In the excerpt, U-God describes how the group’s united mentality splintered over the years. He explains that revenue distribution became a major point of contention and criticizes the management of RZA’s brother, Mitchell “Divine” Diggs.
“Right now, it just looks like the Wu brothers are not on the same page, going at each other’s throats, missing shows, and all that,” U-God writes. “But, to me, it’s really years of BS catching up to RZA. See, he put his family in charge of shit, and for years, we would go on the road but the money came up short. Whether it was because [RZA’s brother and Wu-Tang Production CEO] Divine overpromised or cut a deal he couldn’t deliver, or he made bad management decisions, I don’t know.”
U-God paints a picture of RZA getting top-flight representation for solo endeavors while the Wu-Tang was stuck with “B- or C-list” management. He also expresses frustration with operations like Wu-Wear, which he says the original members invested in but never received any return on investment despite the clothing line’s popularity, and the handling of Wu-Tang’s iconic logo.
“Many people don’t know this, but DJ Mathematics drew that logo on the back of a napkin back in the day,” he writes. “RZA quickly trademarked it, and to this very day his brother beefs when any of the original members attempt to use it. That to me is crazy — I mean, I understand if someone was using it without the group’s permission, but the members of the group itself? Wow, that’s just crazy … Divine always told us, ‘Y’all can’t use that W without paying a brand fee, and if a promoter calls your manager direct to book a Wu-Tang show, best believe they’re paying that brand fee!’ Ain’t that a motherfucker!”
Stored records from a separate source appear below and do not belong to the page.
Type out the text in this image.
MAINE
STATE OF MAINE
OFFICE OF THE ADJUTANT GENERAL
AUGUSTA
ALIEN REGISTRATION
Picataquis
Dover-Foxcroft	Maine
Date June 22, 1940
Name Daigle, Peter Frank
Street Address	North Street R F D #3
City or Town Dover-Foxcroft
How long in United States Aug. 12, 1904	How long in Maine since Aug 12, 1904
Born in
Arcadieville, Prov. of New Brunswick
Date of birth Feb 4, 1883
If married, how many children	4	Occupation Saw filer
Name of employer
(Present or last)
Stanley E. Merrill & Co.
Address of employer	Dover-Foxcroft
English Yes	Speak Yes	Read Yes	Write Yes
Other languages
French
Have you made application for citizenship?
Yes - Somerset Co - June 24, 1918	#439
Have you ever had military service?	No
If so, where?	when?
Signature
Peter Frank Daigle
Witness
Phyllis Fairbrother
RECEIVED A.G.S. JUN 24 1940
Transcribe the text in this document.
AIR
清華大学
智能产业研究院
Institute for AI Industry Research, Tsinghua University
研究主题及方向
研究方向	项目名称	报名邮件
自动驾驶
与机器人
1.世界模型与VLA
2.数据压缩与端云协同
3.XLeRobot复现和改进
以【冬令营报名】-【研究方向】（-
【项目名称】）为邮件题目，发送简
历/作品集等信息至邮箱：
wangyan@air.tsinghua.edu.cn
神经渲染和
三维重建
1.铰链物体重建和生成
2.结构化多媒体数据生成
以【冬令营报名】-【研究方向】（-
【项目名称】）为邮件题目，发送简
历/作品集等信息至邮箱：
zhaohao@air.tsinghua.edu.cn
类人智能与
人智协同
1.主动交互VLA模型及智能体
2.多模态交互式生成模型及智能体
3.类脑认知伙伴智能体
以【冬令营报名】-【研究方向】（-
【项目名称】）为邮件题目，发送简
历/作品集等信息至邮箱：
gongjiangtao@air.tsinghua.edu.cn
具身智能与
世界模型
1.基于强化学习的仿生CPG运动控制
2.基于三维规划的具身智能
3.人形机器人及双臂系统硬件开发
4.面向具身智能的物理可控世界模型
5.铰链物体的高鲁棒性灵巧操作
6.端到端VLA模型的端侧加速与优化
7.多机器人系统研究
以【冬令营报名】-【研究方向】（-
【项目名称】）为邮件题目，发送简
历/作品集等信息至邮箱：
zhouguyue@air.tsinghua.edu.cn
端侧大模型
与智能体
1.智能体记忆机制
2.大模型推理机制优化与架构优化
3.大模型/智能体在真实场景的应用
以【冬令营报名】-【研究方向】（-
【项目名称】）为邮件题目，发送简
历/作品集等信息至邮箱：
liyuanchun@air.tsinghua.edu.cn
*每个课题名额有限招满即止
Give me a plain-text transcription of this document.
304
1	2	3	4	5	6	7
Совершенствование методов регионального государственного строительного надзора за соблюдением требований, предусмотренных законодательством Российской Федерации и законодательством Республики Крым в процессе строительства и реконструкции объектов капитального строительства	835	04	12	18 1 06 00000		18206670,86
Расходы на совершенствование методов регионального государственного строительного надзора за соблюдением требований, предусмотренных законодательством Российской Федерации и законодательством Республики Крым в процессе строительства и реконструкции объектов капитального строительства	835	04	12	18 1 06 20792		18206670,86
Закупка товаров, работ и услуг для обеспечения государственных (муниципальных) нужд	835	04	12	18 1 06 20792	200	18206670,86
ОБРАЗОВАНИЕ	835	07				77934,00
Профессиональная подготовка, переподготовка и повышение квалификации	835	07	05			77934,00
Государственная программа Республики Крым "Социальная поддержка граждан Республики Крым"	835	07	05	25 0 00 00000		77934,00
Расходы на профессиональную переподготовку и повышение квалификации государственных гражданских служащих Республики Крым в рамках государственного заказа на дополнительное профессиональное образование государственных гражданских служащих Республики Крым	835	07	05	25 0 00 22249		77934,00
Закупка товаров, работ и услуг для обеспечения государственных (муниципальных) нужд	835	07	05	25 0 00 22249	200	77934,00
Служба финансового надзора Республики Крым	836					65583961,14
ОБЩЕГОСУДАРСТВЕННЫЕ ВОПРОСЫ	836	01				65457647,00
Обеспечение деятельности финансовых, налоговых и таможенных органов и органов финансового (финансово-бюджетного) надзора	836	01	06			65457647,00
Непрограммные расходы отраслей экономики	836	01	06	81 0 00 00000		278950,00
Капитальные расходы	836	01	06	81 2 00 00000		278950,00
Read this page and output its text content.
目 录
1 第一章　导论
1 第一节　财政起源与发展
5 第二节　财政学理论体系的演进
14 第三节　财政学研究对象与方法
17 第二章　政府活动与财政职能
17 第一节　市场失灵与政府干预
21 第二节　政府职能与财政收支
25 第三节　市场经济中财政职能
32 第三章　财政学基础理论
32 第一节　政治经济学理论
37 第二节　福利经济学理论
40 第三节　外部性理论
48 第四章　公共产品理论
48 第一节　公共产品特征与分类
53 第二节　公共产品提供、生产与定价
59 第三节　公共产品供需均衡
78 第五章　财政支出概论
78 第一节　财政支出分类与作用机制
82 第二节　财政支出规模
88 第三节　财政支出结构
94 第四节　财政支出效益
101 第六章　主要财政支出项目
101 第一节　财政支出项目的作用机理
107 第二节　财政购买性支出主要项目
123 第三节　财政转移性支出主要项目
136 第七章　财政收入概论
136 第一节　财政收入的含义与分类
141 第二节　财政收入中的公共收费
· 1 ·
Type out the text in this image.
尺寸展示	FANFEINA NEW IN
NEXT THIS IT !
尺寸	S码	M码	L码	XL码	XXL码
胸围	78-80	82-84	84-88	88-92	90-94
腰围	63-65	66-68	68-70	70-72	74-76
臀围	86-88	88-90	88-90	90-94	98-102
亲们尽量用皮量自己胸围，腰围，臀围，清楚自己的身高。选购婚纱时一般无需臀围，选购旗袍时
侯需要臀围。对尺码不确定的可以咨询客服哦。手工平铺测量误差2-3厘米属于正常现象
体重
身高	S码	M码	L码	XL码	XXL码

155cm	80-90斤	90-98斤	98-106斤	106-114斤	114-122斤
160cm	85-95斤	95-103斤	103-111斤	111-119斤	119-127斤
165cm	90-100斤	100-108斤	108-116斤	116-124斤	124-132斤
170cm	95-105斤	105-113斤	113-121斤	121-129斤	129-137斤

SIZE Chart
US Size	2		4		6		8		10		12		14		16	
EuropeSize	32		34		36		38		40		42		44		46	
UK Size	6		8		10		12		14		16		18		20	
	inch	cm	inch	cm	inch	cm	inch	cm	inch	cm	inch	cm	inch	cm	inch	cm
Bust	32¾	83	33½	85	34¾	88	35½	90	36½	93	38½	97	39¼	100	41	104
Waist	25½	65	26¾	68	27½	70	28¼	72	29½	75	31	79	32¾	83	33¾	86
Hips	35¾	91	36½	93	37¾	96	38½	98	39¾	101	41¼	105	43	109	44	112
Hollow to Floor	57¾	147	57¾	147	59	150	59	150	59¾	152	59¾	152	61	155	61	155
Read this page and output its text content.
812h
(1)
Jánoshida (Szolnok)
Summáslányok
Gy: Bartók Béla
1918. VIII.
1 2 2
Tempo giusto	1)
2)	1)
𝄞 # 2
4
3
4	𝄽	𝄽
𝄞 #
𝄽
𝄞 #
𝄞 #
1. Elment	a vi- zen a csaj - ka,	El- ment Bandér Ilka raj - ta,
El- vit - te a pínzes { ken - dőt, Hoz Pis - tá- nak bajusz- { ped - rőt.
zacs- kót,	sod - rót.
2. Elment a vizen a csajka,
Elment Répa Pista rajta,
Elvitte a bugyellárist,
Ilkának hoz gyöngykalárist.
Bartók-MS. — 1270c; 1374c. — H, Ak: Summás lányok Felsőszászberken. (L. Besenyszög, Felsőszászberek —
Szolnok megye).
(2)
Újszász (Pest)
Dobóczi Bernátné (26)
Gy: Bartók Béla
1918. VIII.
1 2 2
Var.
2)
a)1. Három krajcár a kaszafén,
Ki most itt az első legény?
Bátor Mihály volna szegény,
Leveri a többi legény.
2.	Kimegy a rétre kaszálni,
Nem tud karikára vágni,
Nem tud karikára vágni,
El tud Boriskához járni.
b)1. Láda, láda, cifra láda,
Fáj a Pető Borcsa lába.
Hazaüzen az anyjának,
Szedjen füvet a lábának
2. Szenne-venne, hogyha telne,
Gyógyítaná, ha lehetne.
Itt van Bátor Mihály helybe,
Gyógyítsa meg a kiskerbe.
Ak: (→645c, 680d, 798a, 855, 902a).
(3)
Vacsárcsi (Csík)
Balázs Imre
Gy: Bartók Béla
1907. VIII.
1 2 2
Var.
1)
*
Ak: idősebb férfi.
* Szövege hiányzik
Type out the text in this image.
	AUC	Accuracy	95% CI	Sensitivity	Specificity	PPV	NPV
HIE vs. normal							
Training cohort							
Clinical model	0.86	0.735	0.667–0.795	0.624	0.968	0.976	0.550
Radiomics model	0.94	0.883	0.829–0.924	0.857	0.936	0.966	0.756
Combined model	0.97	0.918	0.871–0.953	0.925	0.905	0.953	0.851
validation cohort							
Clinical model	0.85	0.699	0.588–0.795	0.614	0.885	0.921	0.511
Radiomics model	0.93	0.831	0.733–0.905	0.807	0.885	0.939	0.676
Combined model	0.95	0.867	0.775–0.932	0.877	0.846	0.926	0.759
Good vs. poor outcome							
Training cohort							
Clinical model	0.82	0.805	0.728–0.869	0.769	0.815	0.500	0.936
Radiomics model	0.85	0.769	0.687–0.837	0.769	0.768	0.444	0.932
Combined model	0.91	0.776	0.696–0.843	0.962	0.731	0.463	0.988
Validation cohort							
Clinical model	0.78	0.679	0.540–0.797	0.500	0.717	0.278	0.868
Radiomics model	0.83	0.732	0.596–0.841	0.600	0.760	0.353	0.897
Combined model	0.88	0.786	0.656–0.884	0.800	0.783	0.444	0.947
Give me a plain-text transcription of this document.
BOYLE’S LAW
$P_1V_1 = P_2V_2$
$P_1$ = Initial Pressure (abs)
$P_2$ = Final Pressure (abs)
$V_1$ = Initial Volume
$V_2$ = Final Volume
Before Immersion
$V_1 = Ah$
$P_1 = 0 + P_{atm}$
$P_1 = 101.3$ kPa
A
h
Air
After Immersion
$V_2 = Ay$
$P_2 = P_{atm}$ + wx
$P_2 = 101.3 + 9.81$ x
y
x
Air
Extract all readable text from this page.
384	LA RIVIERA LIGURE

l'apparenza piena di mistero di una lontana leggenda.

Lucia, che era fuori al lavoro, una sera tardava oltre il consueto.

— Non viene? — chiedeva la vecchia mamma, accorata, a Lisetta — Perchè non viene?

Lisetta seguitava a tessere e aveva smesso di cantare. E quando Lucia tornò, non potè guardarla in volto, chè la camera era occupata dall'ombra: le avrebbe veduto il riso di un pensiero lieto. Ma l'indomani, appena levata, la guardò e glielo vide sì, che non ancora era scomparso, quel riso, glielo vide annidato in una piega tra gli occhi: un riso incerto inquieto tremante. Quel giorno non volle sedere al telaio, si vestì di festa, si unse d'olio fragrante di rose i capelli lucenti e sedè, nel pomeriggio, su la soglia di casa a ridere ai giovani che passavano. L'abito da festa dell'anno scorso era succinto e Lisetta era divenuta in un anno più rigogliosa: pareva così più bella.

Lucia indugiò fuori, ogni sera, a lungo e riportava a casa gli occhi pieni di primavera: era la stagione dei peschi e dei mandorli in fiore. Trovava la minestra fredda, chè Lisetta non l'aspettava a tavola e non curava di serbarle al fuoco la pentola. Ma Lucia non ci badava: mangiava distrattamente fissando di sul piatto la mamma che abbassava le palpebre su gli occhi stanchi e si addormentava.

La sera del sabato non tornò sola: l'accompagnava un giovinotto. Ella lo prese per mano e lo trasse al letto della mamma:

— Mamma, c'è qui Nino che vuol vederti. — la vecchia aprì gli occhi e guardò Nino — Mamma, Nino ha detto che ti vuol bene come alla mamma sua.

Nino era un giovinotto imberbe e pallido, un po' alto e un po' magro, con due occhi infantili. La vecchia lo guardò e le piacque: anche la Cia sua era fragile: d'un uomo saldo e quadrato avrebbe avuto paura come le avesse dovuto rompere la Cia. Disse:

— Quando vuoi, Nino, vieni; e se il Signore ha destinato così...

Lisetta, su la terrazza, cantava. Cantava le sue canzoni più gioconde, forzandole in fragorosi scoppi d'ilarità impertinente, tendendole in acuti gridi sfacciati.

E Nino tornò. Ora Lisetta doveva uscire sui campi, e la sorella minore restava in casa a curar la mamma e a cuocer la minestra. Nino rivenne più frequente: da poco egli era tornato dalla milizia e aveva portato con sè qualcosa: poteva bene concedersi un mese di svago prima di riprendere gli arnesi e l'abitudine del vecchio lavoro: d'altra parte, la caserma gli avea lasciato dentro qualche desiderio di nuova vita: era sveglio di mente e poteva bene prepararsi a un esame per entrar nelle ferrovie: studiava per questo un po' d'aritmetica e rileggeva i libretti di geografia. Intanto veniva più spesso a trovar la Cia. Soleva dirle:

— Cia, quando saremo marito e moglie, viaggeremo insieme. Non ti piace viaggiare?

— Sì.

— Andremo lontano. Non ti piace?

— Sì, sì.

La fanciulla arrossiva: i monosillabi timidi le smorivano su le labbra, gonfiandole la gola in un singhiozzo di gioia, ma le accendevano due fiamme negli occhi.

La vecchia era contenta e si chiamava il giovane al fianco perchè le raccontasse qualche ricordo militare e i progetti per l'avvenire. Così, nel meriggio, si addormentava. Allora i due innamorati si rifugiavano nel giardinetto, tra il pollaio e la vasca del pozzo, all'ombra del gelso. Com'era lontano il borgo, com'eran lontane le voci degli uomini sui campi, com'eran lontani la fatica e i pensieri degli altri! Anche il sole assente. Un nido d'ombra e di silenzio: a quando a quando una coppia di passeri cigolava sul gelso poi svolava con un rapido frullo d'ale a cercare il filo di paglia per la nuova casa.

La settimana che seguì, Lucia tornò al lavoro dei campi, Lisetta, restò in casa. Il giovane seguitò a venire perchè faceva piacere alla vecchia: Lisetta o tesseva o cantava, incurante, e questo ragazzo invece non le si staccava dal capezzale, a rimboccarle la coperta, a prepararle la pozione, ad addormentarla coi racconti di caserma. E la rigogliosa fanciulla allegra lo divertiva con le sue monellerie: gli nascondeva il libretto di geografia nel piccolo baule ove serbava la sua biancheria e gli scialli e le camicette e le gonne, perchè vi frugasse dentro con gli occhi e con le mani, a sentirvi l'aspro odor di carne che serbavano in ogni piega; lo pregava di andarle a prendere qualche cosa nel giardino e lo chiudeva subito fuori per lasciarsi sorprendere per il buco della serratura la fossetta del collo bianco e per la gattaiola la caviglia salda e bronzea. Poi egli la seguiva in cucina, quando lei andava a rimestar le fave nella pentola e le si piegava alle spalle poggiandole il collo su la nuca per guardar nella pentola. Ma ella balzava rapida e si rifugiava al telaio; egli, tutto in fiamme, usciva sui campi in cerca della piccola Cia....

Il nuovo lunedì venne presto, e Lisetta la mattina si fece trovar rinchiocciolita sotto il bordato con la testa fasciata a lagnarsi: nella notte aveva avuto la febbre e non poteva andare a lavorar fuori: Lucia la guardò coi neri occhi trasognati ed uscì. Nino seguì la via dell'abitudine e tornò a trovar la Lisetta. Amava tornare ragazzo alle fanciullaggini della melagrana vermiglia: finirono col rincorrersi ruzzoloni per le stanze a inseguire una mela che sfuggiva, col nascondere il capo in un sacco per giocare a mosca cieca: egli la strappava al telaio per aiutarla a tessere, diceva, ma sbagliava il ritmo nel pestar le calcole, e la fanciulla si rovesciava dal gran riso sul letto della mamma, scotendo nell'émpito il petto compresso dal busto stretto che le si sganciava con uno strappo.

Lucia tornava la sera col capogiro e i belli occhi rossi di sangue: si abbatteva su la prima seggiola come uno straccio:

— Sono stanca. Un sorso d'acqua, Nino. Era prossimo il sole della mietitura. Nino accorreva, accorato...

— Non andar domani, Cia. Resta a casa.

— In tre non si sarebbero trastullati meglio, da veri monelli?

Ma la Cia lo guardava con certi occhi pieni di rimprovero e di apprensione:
According to U-God, RZA became a control freak. RZA allegedly wanted to be in charge of everything from the budget to writing hooks. U-God cites the creation of Wu-Tang’s 2000 single “Gravel Pit” as a major example of RZA’s dictatorial leadership. Instead of allowing Method Man and U-God to write the hook as planned, RZA did it himself. In U-God’s eyes, RZA lost his way as a leader.
“Trying to exert too much control over grown-ass men leads to problems,” he writes. “RZA doesn’t know how to let go and let motherfuckers be grown men anymore, like he used to back in the day, when it was four or five motherfuckers touring the country in an old Mitsubishi Scorpion. Somewhere along the way, he forgot to let his soldier do what he initially recruited us to do and coached us to do. He forgot that you don’t tear down your soldiers, you build your soldiers up. Because when they rise up, they bring you with them.”
Despite all these issues, U-God says Wu-Tang members are able to put aside their differences and come together when necessary. He also acknowledges that leadership is necessary but the leader should be open to ideas.